Al Gore comenta que todos estão profundamente preocupados com a Amazônia, e ainda se desculpa por trazer a questão num momento informal, e somente o fazia pois estava realmente preocupado com o que estava ocorrendo. Era esperado que Bolsonaro lhe desse uma resposta de um líder de nação, que dissesse estar fazendo o possível e o impossível para conter aquela destruição e para responsabilizar os culpados. Entretanto, Al Gore recebe a resposta que menos esperava, a de um ruralista.

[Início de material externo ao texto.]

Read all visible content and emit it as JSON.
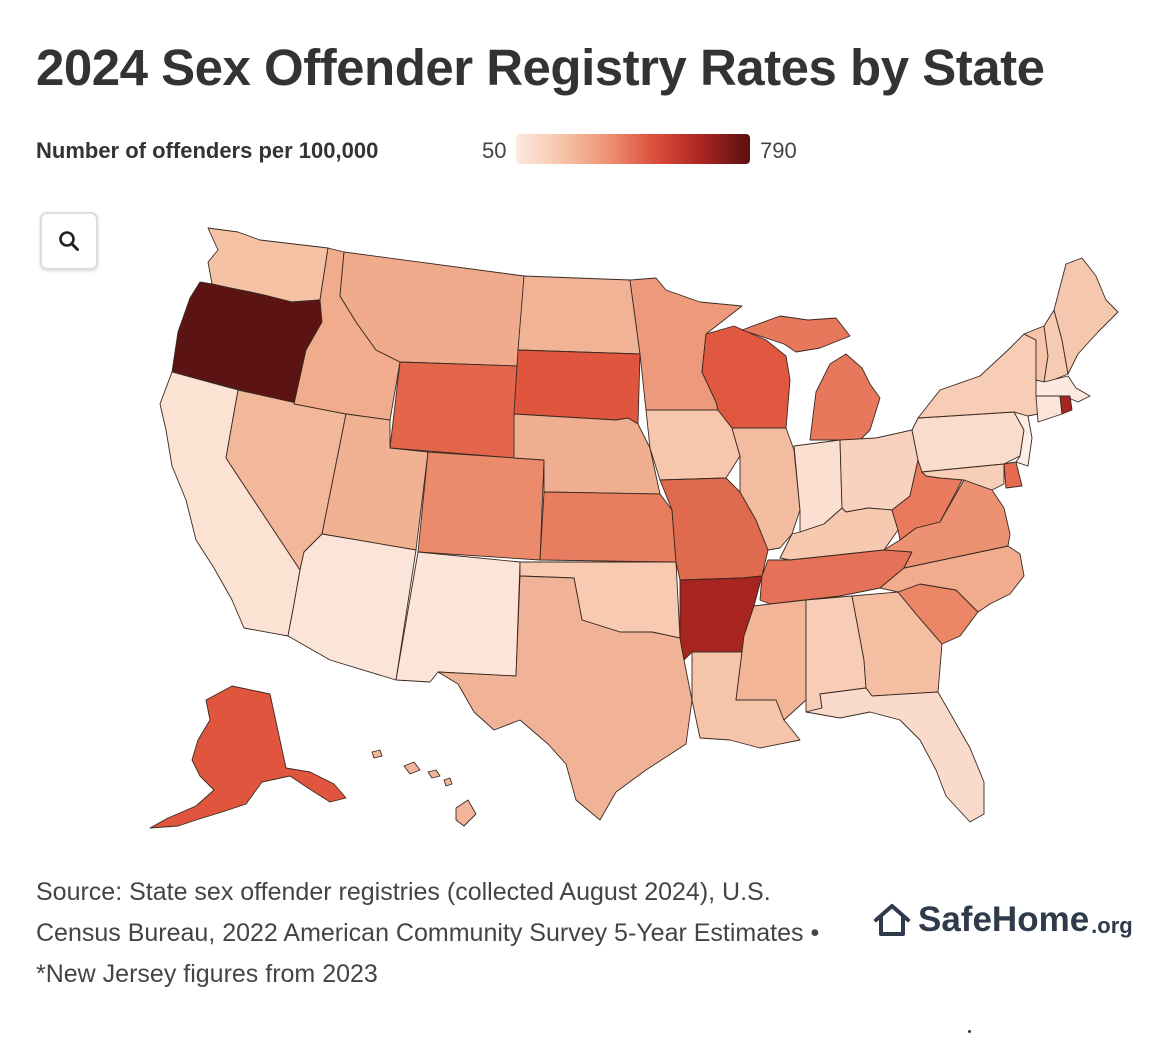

Bolsonaro lhe responde que a Amazônia não poderia ser esquecida, frase que todos concordam sem nem pensar duas vezes, e complementa, de forma contraditória que “temos muitas riquezas. E gostaria muito de explorá-la com os Estados Unidos". Nesse momento da conversa, todos que estão assistindo ao documentário sentem a súbita vergonha de possuírem um chefe de Estado subserviente, não ao governo dos Estados Unidos, mas à figura de Donald Trump, principal sustentáculo dos ideais bolsonaristas no exterior. Al Gore, obviamente consternado com a resposta, limita-se a dizer que não entendeu o que o brasileiro quis dizer. Infelizmente, todos nós, brasileiros, entendemos perfeitamente o que ele queria dizer.
Não é segredo para ninguém que o governo Bolsonaro não possui políticas ambientais, nem planos ou metas concretas para o meio ambiente, apenas deixa as coisas acontecerem. A sua eleição não se deu apesar de seu discurso anti-ambientalista e com falas preconceituosas contra povos nativos e quilombolas, ele foi escolhido justamente por causa dele. Não podemos esquecer do seu Ministro do Meio Ambiente, talvez o ministro que melhor cumpre a função para o qual foi escolhido, de desregulamentar e simplificar as leis ambientais, de "passar a boiada".
Bolsonaro finaliza o diálogo com "Conheço o senhor, não somos inimigos. Precisamos conversar". Uma fala que poderia ter saído de um mafioso do filme "O Poderoso Chefão", de Francis Coppola, mas que saiu da boca de um presidente da república. E não em um sentido que seria talvez o esperado, de unirem forças para salvar a Amazônia, mas sim de se unirem para explorá-la.
Esse diálogo só confirma e reafirma a dinâmica do governo Bolsonaro. Mentiras, visões deturpadas da realidade, desprezo pelo meio ambiente, pelas minorias e pelos cientistas, a subserviência ao governo Trump, a completa falta de análise e capacidade cognitiva intelectual do alto escalão e, acima de tudo, a marcha rumo ao retrocesso.
Quando analisamos todo o atual governo, é até difícil apontar qual das áreas é a pior, em qual serão deixadas as maiores sequelas, em qual teremos o maior trabalho para reverter todos os danos. Muitos afirmam que será a educacional, outros dizem que será a de saúde, econômica ou até a própria situação democrática. Discordo respeitosamente de todos, a área mais afetada será, sem dúvidas, a ambiental. Talvez nunca será possível reconstruir o que foi perdido, isto é, se ainda sobrar algo para ser reconstruído.
Esse texto não reflete a opinião do ProWorld Brasil.